Wednesday 26th October 2005
It’s not the technical details
Adam posts about Google’s web accelerator, and gives a fairly simple explaination about what’s going on. Or even more simply, because the web accelerator “clicks” on everything on your behalf, when you log into a website, google might click on things you rather it didn’t. Like logout, or delete, or reset, or so on.
The argument is now going back and forth on technical points (like RFCs), but that’s missing the point. Basically, Google are acting like a prick. They’re doing something that they know is going to, rightly or wrongly, cause a lot of trouble. Hence they’re being pricks. Plain and simple. I don’t care whether indeed what they are doing is right or wrong, what the interpretation of “SHOULD NOT” might be. But the fact that the arguments are about details like that is just an indication that the argument is occuring between techies who lack basic social skills.

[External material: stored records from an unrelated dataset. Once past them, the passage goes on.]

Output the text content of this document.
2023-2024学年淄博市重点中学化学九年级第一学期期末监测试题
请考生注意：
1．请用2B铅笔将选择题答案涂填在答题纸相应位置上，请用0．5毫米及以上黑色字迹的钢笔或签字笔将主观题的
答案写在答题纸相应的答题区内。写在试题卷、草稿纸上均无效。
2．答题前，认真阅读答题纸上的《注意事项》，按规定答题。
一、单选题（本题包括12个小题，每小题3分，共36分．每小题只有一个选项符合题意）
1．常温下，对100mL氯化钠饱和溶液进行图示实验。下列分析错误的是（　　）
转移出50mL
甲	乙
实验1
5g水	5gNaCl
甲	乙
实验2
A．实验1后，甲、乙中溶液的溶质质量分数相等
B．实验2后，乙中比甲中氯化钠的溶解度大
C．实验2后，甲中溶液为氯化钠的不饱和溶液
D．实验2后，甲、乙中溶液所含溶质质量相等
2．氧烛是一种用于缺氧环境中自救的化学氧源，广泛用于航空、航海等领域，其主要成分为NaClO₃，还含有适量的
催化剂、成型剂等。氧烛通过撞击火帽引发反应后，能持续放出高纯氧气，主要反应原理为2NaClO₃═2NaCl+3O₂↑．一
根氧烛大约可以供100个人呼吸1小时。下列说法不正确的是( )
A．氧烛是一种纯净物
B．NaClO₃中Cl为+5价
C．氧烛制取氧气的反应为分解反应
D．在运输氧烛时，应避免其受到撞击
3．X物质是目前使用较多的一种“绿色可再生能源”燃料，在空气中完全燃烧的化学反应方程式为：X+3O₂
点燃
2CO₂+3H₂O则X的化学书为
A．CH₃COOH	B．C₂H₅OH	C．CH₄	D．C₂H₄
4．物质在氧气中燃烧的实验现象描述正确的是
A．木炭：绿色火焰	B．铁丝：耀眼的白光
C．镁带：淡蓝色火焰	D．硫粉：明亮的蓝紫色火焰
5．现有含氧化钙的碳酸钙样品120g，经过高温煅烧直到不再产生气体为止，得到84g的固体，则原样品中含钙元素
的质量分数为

I want to upgrade all the machines at work to SP2. If there’s spyware on the machine, the upgrade fails and screws the machine up. There shouldn’t be spyware on the machine. So technically, I should just upgrade all the machines, and blame the clients for their spyware problem if everything screws up. But I don’t, because I’m not a prick. So we’re working at getting rid of the spyware first.
A non-socially retarded policy by Google would be to assume that logged-in applications aren’t web-accelerator safe, since many of them aren’t. Then they could examine some open source ones, help identify and fix the broken ones, and declare them “WA-approved”. The application could then stick a tag in the html to encourage accelerators to crawl their app. Closed source vendors could use the seal of approval as a marketing ploy - “Get our new, fantastic, version 6.5 of Another Web App - WA-approved”. And then the end game will occur - most web apps will be accelerator safe, and everyone will have time to have throw some shrimps on the barbeque and drink beer. And it’ll happen without any of the bad feelings that are being generated by some socially inept techies.
The story about the website was important and the message was this: The public web used to be this way. The same arguments happened there and all the search engines were pricks and they crawled anything.
Could they have been nice and waited for sites to opt in for crawling? Sure, but you wouldn’t have search engines today. The feedback loop (search is useful which motivates sites to add themselves to search, which makes it so useful…) would have been very slow and you would have had a polite web which was mostly useless.
GWA has causes far more blog inches than real effects. It’s far from the only program which does that sort of thing and the others have more installs. But its simple existence is causing people to change. Sure, they’re repeating themselves ten years later about how terrible search engines^W^W web accelerators are, but (very) slowly does it and by the time GWA launches it should be safe.
Comment by Adam — 26/10/2005 @ 2:54 pm
One difference is that you would expect crawlers in public areas, but not in private ones (unless you invite crawlers into your restricted areas specifically, which would be weird).
And since when were blog inches supposed to correlate with real importance?